Il giornalista indiano veterano P Sainath afferma: 

«La crisi agricola in cinque parole è: il dirottamento dell’agricoltura da parte delle multinazionali. Il processo attraverso cui ciò avviene in cinque parole: la commercializzazione predatoria delle campagne. Quando i costi di coltivazione sono aumentati del 500% in un decennio, il risultato di quella crisi, quel processo in cinque parole: il più grande sfollamento della nostra storia».

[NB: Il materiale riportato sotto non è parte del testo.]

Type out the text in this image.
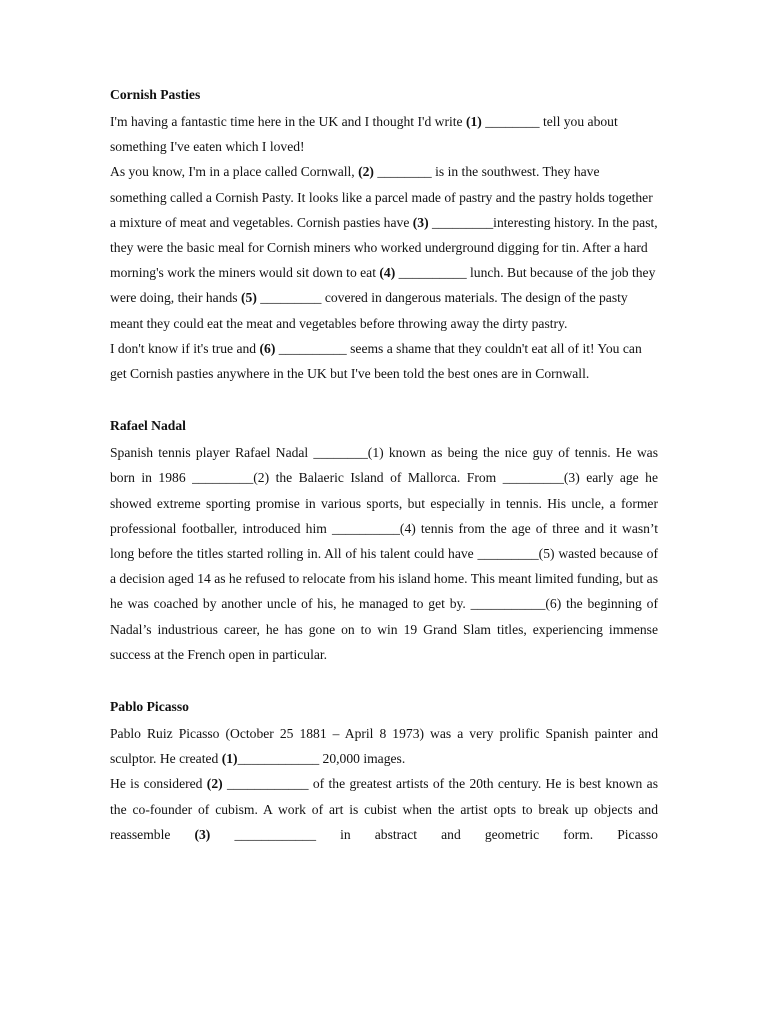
Cornish Pasties

I'm having a fantastic time here in the UK and I thought I'd write (1) ________ tell you about something I've eaten which I loved!

As you know, I'm in a place called Cornwall, (2) ________ is in the southwest. They have something called a Cornish Pasty. It looks like a parcel made of pastry and the pastry holds together a mixture of meat and vegetables. Cornish pasties have (3) _________interesting history. In the past, they were the basic meal for Cornish miners who worked underground digging for tin. After a hard morning's work the miners would sit down to eat (4) __________ lunch. But because of the job they were doing, their hands (5) _________ covered in dangerous materials. The design of the pasty meant they could eat the meat and vegetables before throwing away the dirty pastry.

I don't know if it's true and (6) __________ seems a shame that they couldn't eat all of it! You can get Cornish pasties anywhere in the UK but I've been told the best ones are in Cornwall.

Rafael Nadal

Spanish tennis player Rafael Nadal ________(1) known as being the nice guy of tennis. He was born in 1986 _________(2) the Balaeric Island of Mallorca. From _________(3) early age he showed extreme sporting promise in various sports, but especially in tennis. His uncle, a former professional footballer, introduced him __________(4) tennis from the age of three and it wasn’t long before the titles started rolling in. All of his talent could have _________(5) wasted because of a decision aged 14 as he refused to relocate from his island home. This meant limited funding, but as he was coached by another uncle of his, he managed to get by. ___________(6) the beginning of Nadal’s industrious career, he has gone on to win 19 Grand Slam titles, experiencing immense success at the French open in particular.

Pablo Picasso

Pablo Ruiz Picasso (October 25 1881 – April 8 1973) was a very prolific Spanish painter and sculptor. He created (1)____________ 20,000 images.

He is considered (2) ____________ of the greatest artists of the 20th century. He is best known as the co-founder of cubism. A work of art is cubist when the artist opts to break up objects and reassemble (3) ____________ in abstract and geometric form. Picasso
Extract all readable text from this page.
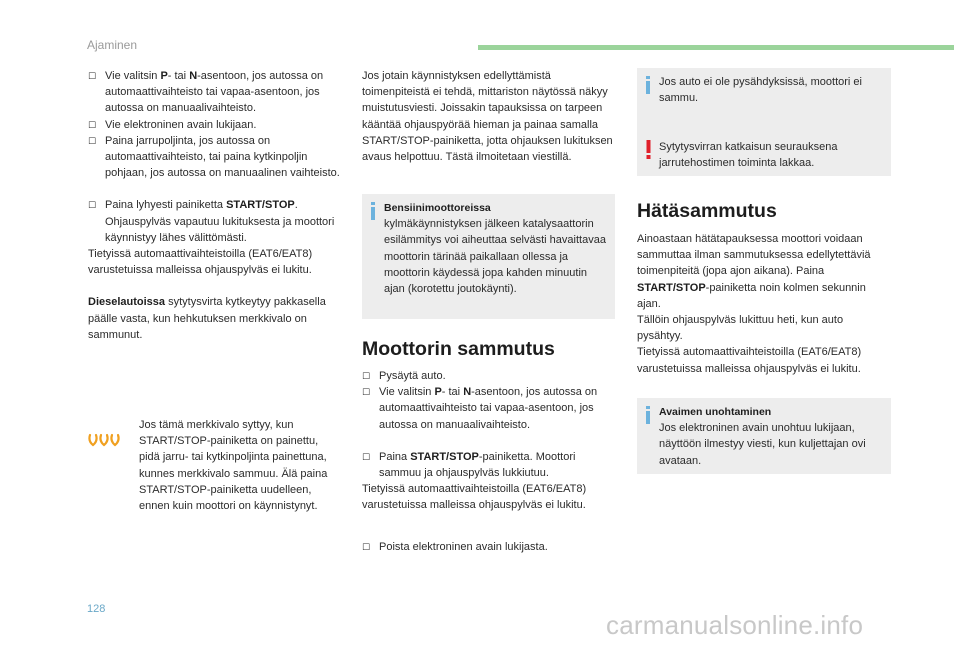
Ajaminen
☐ Vie valitsin P- tai N-asentoon, jos autossa on automaattivaihteisto tai vapaa-asentoon, jos autossa on manuaalivaihteisto.
☐ Vie elektroninen avain lukijaan.
☐ Paina jarrupoljinta, jos autossa on automaattivaihteisto, tai paina kytkinpoljin pohjaan, jos autossa on manuaalinen vaihteisto.
☐ Paina lyhyesti painiketta START/STOP. Ohjauspylväs vapautuu lukituksesta ja moottori käynnistyy lähes välittömästi.

Tietyissä automaattivaihteistoilla (EAT6/EAT8) varustetuissa malleissa ohjauspylväs ei lukitu.

Dieselautoissa sytytysvirta kytkeytyy pakkasella päälle vasta, kun hehkutuksen merkkivalo on sammunut.

Jos tämä merkkivalo syttyy, kun START/STOP-painiketta on painettu, pidä jarru- tai kytkinpoljinta painettuna, kunnes merkkivalo sammuu. Älä paina START/STOP-painiketta uudelleen, ennen kuin moottori on käynnistynyt.

Jos jotain käynnistyksen edellyttämistä toimenpiteistä ei tehdä, mittariston näytössä näkyy muistutusviesti. Joissakin tapauksissa on tarpeen kääntää ohjauspyörää hieman ja painaa samalla START/STOP-painiketta, jotta ohjauksen lukituksen avaus helpottuu. Tästä ilmoitetaan viestillä.

Bensiinimoottoreissa
kylmäkäynnistyksen jälkeen katalysaattorin esilämmitys voi aiheuttaa selvästi havaittavaa moottorin tärinää paikallaan ollessa ja moottorin käydessä jopa kahden minuutin ajan (korotettu joutokäynti).
Moottorin sammutus
☐ Pysäytä auto.
☐ Vie valitsin P- tai N-asentoon, jos autossa on automaattivaihteisto tai vapaa-asentoon, jos autossa on manuaalivaihteisto.
☐ Paina START/STOP-painiketta. Moottori sammuu ja ohjauspylväs lukkiutuu.

Tietyissä automaattivaihteistoilla (EAT6/EAT8) varustetuissa malleissa ohjauspylväs ei lukitu.

☐ Poista elektroninen avain lukijasta.
Jos auto ei ole pysähdyksissä, moottori ei sammu.
Sytytysvirran katkaisun seurauksena jarrutehostimen toiminta lakkaa.
Hätäsammutus

Ainoastaan hätätapauksessa moottori voidaan sammuttaa ilman sammutuksessa edellytettäviä toimenpiteitä (jopa ajon aikana). Paina START/STOP-painiketta noin kolmen sekunnin ajan.

Tällöin ohjauspylväs lukittuu heti, kun auto pysähtyy.

Tietyissä automaattivaihteistoilla (EAT6/EAT8) varustetuissa malleissa ohjauspylväs ei lukitu.

Avaimen unohtaminen
Jos elektroninen avain unohtuu lukijaan, näyttöön ilmestyy viesti, kun kuljettajan ovi avataan.
128
carmanualsonline.info
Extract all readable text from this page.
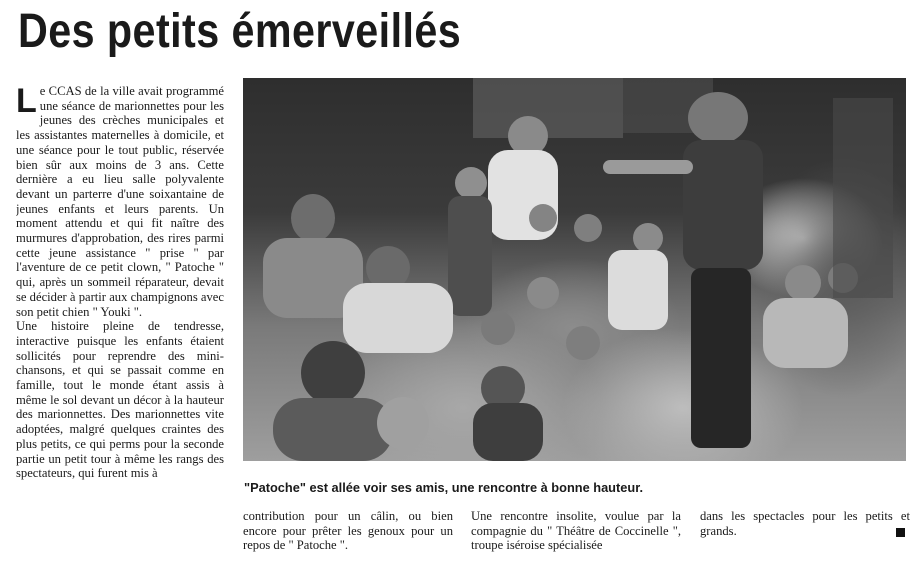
Des petits émerveillés

Le CCAS de la ville avait programmé une séance de marionnettes pour les jeunes des crèches municipales et les assistantes maternelles à domicile, et une séance pour le tout public, réservée bien sûr aux moins de 3 ans. Cette dernière a eu lieu salle polyvalente devant un parterre d'une soixantaine de jeunes enfants et leurs parents. Un moment attendu et qui fit naître des murmures d'approbation, des rires parmi cette jeune assistance " prise " par l'aventure de ce petit clown, " Patoche " qui, après un sommeil réparateur, devait se décider à partir aux champignons avec son petit chien " Youki ".

Une histoire pleine de tendresse, interactive puisque les enfants étaient sollicités pour reprendre des mini-chansons, et qui se passait comme en famille, tout le monde étant assis à même le sol devant un décor à la hauteur des marionnettes. Des marionnettes vite adoptées, malgré quelques craintes des plus petits, ce qui perms pour la seconde partie un petit tour à même les rangs des spectateurs, qui furent mis à

"Patoche" est allée voir ses amis, une rencontre à bonne hauteur.

contribution pour un câlin, ou bien encore pour prêter les genoux pour un repos de " Patoche ".

Une rencontre insolite, voulue par la compagnie du " Théâtre de Coccinelle ", troupe iséroise spécialisée

dans les spectacles pour les petits et grands.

Questo è ciò che lo “sviluppo” distrugge, indicando chi lo definisce: il capitale globale. Qualche anno fa, APCO Worldwide, influente società di “comunicazione globale, coinvolgimento degli stakeholder e strategia aziendale”, ha affermato che la resilienza dell’India nel superare la recessione globale e la crisi finanziaria del 2008 ha portato governi, responsabili politici, economisti, aziende e gestori di fondi a credere che il Paese possa svolgere un ruolo significativo nella ripresa dell’economia globale nei prossimi anni.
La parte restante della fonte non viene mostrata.